The case was a miscarriage of justice that even contemporaries recognized. A wealthy white man with an admitted motive walked free while a Black man with no demonstrated connection to the crime served time. The racial dynamics of 1930s Appalachia shaped the investigation and trial in ways that the legal record only partially conceals. Mamie Thurman's murder remains officially unsolved -- no confession was ever obtained, the physical evidence was inconclusive, and the question of who actually killed her has haunted Logan County for over ninety years.

Even Mamie's final resting place is a mystery. When asked, her husband Jack said she was buried at Logan Memorial Park, but no headstone has ever been found for her. A woman murdered, unjustly avenged, and lost even in death -- the conditions for a haunting could hardly be more precisely met.

22 Mine Road is a narrow, winding route that climbs through the hills above Holden, passing through dense forest and old mining territory. Since the 1930s, travelers on the road have reported encountering an apparition believed to be the restless spirit of Mamie Thurman. She appears as a dark-haired woman in clothing from the era, standing at the roadside or walking along the shoulder, most frequently near the spot where her body was discovered. Drivers who slow to offer assistance watch the figure fade into nothing as they approach.

The road's most famous legend involves a gravity-defying phenomenon. According to local tradition, if you drive to the bottom of the hill near where Mamie's body was found, put your car in neutral, and take your foot off the brake, the ghost of Mamie Thurman will push your car back up the hill. Generations of local teenagers have tested this claim, and while the phenomenon likely has a mundane explanation involving the road's gradient and visual illusion, the experience of sitting in a dark car on a lonely Appalachian road and feeling it begin to move uphill of its own accord is genuinely unsettling.

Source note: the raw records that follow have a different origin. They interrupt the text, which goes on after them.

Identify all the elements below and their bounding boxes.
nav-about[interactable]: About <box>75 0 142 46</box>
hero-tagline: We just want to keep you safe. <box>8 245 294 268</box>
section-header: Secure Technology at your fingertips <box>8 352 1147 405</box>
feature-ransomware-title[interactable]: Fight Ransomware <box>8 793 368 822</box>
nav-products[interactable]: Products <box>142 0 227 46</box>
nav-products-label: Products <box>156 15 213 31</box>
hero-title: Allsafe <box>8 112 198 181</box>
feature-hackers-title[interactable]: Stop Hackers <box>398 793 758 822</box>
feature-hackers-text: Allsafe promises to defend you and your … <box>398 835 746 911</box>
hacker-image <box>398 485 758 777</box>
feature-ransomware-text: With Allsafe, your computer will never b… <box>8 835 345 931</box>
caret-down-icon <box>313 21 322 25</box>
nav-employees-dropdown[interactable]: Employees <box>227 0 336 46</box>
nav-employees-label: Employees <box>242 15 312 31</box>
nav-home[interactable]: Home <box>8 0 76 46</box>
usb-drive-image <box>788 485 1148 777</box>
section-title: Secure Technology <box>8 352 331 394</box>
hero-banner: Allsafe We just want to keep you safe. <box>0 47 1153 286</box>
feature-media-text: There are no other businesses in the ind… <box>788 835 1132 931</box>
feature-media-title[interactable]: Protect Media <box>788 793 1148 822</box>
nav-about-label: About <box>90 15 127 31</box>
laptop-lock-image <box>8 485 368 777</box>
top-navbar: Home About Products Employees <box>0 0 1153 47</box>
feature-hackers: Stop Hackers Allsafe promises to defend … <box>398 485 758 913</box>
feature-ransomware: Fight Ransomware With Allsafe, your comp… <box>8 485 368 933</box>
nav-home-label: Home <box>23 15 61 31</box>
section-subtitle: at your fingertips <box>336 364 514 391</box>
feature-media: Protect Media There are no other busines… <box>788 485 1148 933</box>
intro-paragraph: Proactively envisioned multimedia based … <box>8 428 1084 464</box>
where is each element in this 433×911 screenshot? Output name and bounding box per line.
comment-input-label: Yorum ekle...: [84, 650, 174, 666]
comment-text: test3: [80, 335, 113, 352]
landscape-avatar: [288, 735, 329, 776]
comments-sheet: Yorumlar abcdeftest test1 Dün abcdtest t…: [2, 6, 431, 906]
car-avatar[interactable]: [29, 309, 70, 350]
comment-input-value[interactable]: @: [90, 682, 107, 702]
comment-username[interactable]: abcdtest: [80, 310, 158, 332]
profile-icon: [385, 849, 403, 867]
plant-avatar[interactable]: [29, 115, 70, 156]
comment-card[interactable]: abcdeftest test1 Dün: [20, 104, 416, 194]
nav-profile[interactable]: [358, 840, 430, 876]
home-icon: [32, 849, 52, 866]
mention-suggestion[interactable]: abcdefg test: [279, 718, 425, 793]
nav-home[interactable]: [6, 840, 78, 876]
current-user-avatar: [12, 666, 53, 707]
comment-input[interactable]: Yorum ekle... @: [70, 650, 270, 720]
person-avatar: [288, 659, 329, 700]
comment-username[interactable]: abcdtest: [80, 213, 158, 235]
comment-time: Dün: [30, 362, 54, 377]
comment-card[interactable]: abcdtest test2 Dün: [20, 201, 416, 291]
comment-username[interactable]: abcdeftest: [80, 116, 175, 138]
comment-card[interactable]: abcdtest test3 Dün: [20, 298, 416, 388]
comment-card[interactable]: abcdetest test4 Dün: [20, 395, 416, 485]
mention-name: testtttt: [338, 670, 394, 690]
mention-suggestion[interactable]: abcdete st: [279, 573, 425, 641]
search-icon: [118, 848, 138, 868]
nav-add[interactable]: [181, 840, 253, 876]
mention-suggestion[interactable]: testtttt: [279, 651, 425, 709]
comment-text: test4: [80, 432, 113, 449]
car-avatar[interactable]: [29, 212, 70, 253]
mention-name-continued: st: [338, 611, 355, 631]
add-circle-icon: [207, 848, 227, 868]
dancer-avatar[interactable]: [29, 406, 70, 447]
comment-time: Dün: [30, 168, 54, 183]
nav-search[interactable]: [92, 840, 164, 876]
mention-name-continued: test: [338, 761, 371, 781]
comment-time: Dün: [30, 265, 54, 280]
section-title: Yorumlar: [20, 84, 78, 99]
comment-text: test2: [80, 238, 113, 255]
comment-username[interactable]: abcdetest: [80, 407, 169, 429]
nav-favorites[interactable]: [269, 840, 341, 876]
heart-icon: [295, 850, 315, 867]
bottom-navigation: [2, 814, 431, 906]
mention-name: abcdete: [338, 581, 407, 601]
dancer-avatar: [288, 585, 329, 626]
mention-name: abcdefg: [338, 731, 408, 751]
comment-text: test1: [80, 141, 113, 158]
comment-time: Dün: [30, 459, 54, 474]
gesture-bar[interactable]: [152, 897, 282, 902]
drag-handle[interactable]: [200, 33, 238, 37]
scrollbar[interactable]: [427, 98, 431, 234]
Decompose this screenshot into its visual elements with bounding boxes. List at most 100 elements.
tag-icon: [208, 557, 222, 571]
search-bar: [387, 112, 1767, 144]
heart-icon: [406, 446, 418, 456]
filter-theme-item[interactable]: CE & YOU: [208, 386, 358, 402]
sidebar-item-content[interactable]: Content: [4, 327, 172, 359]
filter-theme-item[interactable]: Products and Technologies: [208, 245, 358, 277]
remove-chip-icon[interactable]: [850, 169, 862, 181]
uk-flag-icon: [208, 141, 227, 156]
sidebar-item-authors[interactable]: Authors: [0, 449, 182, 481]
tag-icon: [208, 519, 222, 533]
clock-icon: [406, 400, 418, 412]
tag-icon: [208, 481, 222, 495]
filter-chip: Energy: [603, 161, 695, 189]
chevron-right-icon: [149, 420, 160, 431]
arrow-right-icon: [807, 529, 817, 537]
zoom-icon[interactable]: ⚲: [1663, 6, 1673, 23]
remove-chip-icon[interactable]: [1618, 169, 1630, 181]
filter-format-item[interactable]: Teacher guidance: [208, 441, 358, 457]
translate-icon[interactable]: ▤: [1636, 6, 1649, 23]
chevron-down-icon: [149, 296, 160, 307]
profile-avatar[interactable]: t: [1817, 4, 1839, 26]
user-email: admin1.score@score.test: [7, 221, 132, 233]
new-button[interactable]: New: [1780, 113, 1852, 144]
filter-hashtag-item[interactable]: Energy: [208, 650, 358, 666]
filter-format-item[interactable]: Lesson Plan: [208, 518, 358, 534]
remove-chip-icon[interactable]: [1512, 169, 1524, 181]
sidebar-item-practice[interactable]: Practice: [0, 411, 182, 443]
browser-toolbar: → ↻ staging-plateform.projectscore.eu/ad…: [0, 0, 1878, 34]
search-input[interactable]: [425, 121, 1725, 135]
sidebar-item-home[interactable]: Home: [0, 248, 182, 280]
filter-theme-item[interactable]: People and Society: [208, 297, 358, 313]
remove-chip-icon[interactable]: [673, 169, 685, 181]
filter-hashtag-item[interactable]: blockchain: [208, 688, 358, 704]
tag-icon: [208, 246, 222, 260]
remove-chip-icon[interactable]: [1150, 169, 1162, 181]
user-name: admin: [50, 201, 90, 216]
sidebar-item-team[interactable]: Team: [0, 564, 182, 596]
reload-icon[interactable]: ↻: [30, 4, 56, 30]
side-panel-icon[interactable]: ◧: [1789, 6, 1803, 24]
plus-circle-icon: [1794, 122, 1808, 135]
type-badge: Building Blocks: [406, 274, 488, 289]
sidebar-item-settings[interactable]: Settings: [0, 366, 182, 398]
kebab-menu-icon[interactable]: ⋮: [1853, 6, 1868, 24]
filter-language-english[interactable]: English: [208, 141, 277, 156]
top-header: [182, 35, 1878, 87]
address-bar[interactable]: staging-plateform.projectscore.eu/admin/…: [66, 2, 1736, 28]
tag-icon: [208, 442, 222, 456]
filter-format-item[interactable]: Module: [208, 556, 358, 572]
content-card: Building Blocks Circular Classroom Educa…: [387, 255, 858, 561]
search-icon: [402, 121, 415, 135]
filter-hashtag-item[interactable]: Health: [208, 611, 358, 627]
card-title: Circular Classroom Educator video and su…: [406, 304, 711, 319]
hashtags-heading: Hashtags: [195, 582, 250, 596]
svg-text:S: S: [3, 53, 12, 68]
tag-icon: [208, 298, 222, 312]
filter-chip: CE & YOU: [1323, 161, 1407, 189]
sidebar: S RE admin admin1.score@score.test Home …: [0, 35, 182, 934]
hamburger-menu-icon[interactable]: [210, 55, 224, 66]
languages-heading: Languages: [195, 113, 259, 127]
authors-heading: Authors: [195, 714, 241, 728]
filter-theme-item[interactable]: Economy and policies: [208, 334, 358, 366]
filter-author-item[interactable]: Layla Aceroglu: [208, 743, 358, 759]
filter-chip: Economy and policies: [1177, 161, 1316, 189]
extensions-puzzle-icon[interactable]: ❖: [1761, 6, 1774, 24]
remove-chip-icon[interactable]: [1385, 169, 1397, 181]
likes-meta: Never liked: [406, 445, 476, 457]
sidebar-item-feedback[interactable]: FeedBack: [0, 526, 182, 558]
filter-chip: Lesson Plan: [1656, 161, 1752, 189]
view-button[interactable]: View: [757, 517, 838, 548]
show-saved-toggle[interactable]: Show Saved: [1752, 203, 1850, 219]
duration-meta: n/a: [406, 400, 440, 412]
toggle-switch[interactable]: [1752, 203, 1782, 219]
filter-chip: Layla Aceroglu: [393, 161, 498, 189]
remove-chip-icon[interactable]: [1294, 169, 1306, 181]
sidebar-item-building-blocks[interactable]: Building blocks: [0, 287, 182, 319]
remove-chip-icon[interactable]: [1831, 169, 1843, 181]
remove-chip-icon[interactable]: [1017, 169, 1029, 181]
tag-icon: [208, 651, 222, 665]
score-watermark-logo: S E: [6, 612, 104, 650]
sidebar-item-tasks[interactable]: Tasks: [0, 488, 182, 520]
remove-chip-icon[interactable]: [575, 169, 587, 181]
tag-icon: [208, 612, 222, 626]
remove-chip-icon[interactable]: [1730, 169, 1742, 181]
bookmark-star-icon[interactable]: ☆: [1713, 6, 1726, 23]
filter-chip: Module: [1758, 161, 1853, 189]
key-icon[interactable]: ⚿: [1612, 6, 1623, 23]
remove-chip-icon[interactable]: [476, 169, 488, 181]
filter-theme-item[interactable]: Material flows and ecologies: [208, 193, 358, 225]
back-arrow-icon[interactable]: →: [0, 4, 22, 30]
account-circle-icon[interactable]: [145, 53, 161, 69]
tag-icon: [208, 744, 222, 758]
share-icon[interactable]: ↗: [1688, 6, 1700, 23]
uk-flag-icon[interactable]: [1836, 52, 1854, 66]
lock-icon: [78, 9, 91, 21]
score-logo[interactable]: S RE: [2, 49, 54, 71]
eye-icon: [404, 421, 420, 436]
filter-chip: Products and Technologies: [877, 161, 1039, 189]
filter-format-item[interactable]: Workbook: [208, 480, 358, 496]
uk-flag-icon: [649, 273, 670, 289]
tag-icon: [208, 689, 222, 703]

WBOY and WOWK have both covered 22 Mine Road as one of the most haunted roads in the United States, and the Clio historical database maintains an entry documenting both the murder and the paranormal legends that followed. The Appalachian Historian has placed the story in the broader context of West Virginia's 'ghost roads' -- roads where unsolved violence has produced persistent supernatural legends.

Mamie Thurman deserved justice in life and peace in death. She received neither. Her murder was blamed on the wrong man for the wrong reasons, her grave cannot be found, and the road where she was killed has become synonymous with her restless spirit. 22 Mine Road is more than a haunted road -- it is a monument to a wrong that was never righted, and the ghost that walks it is a reminder that some debts do not expire.